Change Square, the locus of anti-government protests in Yemen’s capital, Sana’a, has become a veritable tent city, home, for more than eight months, to several thousand protestors. And like any city, it caters to the needs of its citizen population: Doctors tend to the wounded at a makeshift hospital, volunteers prepare food, imams call the faithful to prayer, and a few entrepreneurs provide entertainment in the form of pellet-gun rifle ranges for revolutionaries frustrated with the peaceful part of their protest.
But unlike other cities, where the dead are forgotten in far away cemeteries, the martyrs of Change Square are at the center of attention. Photographs of those killed in the clashes flutter from the tent ropes that crisscross the city’s walkways. Portraits are plastered on the walls of the mosque. Some protesters even wear bandanas printed with pictures of the dead wrapped around their forehead. And in the center of the square is a vast billboard where the protest’s grim toll is laid out in a mosaic of death intermingled with pride. “We all want to be martyrs,” one young protestor told me. “To have change, we need to sacrifice, and sometimes that means our lives.” His friend agreed. “The only way we will get international attention for our cause is if there is blood on the streets.”
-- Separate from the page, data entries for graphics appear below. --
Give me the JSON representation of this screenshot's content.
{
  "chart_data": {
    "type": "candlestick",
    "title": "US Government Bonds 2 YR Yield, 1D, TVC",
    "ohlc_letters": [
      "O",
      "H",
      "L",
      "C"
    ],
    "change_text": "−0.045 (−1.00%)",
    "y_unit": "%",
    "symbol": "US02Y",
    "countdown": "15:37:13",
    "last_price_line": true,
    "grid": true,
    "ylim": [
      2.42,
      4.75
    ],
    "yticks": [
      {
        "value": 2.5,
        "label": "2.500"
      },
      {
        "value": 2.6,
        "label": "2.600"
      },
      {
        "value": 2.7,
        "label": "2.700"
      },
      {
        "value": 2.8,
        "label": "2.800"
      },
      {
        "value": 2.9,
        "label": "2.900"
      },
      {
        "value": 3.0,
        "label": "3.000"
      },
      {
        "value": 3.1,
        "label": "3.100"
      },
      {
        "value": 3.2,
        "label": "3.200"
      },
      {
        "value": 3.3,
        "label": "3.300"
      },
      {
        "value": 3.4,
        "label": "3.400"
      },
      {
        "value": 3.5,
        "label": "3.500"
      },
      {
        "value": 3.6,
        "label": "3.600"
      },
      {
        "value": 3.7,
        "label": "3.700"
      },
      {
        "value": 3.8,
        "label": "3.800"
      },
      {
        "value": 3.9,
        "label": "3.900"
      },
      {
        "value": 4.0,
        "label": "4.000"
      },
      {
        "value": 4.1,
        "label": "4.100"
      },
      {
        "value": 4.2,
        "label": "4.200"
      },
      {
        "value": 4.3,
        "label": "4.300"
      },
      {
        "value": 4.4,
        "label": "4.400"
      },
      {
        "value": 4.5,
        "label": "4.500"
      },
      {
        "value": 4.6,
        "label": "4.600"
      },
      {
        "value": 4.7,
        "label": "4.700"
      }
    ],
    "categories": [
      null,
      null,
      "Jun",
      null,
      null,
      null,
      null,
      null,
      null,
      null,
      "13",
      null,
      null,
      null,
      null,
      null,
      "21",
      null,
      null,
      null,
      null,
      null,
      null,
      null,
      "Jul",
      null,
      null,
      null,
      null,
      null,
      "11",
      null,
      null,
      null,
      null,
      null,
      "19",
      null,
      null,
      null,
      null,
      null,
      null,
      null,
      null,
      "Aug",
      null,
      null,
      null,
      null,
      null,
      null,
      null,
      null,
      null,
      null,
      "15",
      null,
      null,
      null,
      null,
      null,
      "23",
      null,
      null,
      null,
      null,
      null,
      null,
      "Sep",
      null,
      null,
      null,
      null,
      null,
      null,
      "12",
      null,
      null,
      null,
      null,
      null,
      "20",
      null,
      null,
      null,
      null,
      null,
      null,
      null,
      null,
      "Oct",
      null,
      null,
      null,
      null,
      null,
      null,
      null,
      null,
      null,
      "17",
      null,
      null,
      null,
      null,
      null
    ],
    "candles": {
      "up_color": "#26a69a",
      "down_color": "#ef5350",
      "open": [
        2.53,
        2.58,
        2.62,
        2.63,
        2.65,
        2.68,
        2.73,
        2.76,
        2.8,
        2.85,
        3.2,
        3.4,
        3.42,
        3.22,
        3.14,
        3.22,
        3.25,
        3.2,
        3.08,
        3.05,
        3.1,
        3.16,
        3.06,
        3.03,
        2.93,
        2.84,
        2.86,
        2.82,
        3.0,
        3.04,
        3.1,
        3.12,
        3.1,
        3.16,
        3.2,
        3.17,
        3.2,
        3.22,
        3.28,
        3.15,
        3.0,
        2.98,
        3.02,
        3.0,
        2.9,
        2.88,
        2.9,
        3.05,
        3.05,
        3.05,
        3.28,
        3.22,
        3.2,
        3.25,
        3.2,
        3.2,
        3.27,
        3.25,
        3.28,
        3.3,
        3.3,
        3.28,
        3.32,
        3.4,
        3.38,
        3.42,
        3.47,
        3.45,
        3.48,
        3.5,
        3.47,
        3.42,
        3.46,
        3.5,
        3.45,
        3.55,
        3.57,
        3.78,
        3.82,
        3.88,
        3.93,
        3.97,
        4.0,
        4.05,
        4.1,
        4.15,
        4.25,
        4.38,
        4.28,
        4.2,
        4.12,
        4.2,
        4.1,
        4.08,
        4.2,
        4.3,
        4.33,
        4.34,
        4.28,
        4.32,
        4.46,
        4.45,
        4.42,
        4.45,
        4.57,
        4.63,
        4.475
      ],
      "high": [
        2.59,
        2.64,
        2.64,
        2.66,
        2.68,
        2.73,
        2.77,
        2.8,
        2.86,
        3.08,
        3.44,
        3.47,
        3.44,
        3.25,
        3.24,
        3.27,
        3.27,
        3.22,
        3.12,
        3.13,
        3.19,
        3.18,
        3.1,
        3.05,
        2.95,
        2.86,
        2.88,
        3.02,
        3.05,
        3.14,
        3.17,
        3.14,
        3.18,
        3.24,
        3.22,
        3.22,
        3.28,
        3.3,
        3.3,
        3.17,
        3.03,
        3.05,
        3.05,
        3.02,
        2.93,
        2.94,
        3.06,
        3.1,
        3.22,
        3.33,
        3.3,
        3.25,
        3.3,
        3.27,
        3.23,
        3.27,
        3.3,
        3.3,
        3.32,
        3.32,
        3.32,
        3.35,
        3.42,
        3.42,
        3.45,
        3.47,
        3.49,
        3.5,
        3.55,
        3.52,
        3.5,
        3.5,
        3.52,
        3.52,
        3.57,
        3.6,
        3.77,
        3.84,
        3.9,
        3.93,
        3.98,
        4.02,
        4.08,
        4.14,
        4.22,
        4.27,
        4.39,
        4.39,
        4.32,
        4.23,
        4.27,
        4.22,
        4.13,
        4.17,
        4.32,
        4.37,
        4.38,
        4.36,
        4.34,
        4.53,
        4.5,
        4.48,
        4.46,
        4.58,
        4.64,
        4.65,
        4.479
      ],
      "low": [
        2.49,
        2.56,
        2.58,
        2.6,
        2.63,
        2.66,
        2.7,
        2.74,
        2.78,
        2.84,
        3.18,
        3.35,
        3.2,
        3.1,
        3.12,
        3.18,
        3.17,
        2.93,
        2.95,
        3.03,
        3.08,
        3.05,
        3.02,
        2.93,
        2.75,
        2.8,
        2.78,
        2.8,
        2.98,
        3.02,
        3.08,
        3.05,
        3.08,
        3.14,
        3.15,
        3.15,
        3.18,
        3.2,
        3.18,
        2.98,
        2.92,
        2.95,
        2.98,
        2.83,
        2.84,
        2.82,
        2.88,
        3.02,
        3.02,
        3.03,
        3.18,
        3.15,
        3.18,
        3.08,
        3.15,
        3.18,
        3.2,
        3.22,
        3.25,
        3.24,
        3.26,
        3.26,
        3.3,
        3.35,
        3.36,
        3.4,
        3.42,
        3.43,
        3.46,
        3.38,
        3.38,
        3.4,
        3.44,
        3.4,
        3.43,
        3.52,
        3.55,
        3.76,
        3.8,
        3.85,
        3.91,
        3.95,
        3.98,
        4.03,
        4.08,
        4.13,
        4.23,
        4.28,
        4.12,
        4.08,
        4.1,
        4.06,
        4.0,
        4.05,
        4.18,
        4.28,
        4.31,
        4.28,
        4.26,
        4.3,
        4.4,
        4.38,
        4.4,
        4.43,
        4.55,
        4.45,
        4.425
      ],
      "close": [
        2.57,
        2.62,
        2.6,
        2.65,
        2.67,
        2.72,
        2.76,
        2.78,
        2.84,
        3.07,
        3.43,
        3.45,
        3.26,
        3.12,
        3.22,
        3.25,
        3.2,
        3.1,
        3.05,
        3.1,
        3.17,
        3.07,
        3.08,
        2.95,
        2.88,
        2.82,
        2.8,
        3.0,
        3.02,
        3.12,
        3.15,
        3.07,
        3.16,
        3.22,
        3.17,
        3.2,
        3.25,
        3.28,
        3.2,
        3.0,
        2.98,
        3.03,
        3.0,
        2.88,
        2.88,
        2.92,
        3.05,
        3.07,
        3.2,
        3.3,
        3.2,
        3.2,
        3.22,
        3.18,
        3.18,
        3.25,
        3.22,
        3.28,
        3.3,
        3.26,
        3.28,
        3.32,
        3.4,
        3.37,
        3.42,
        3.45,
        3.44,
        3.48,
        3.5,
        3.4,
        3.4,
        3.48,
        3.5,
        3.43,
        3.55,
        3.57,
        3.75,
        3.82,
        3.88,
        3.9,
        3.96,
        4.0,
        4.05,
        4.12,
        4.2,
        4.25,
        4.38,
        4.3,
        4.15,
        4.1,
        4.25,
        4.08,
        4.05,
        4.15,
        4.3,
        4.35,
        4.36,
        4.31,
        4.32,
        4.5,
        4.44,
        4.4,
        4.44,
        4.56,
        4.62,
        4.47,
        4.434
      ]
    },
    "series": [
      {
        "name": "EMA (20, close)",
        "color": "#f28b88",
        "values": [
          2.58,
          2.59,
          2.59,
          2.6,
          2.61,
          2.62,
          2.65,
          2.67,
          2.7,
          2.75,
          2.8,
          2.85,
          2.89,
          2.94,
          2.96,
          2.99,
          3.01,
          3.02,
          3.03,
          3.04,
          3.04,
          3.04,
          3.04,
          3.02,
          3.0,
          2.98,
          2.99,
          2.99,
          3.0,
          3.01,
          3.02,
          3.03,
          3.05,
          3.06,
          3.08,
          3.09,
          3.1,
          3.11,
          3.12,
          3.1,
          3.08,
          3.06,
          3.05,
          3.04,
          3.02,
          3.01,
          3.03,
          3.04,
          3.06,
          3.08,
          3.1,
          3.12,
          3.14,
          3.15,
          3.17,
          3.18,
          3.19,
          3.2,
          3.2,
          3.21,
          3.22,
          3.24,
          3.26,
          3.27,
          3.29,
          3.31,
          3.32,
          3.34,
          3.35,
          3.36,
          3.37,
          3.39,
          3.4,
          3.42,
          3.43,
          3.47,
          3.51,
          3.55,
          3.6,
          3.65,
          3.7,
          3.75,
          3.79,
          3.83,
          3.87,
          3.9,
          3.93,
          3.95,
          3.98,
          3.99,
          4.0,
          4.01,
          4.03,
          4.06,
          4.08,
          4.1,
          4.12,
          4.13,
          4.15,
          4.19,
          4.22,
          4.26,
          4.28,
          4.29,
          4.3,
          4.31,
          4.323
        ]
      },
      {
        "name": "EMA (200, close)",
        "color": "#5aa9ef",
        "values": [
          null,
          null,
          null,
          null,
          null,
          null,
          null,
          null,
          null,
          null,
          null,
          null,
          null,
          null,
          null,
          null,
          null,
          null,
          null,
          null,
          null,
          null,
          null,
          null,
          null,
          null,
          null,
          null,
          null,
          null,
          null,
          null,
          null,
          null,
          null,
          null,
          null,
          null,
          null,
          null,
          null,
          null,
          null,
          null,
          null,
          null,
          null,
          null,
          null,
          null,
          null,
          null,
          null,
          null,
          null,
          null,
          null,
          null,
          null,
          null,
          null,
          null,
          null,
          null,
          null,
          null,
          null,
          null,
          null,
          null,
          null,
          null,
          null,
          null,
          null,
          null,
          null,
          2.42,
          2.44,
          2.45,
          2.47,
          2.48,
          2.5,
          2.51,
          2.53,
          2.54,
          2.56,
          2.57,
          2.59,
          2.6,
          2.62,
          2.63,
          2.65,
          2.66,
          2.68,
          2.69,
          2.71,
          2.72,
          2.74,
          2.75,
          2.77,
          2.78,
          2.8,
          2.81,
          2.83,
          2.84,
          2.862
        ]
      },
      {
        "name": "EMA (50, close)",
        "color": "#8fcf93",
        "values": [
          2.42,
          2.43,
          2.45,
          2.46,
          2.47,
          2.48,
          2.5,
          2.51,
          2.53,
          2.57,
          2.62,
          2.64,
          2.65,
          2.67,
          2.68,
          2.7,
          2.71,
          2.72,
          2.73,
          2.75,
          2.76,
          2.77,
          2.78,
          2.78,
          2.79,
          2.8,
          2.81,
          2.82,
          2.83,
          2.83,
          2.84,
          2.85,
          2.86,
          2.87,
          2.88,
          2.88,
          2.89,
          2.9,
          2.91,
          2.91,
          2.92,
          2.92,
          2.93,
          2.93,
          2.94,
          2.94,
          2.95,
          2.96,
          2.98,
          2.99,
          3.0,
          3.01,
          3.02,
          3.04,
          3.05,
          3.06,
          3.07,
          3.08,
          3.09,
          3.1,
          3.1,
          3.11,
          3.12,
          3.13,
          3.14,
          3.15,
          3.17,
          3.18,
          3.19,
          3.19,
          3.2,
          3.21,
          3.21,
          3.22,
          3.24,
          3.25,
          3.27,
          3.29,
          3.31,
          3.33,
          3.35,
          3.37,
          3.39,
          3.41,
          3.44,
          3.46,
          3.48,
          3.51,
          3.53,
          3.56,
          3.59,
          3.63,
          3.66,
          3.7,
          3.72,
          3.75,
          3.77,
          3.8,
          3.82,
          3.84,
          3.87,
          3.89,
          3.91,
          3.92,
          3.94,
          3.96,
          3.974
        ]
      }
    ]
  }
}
It’s a subtle condemnation of waning interest from the West as the Arab Spring moves into its ninth month. Thousands waving placards demanding the fall of the regime no longer garner the fevered media attention of Tunisia and Egypt. But death does. So in service to their dreams of liberation, some Yemeni revolutionaries aspire to the snipers bullet, or the machine gun spray. Not all of course. “I don’t want to be a martyr,” another protestor told me. “I want to see our dreams of a new Yemen come true.”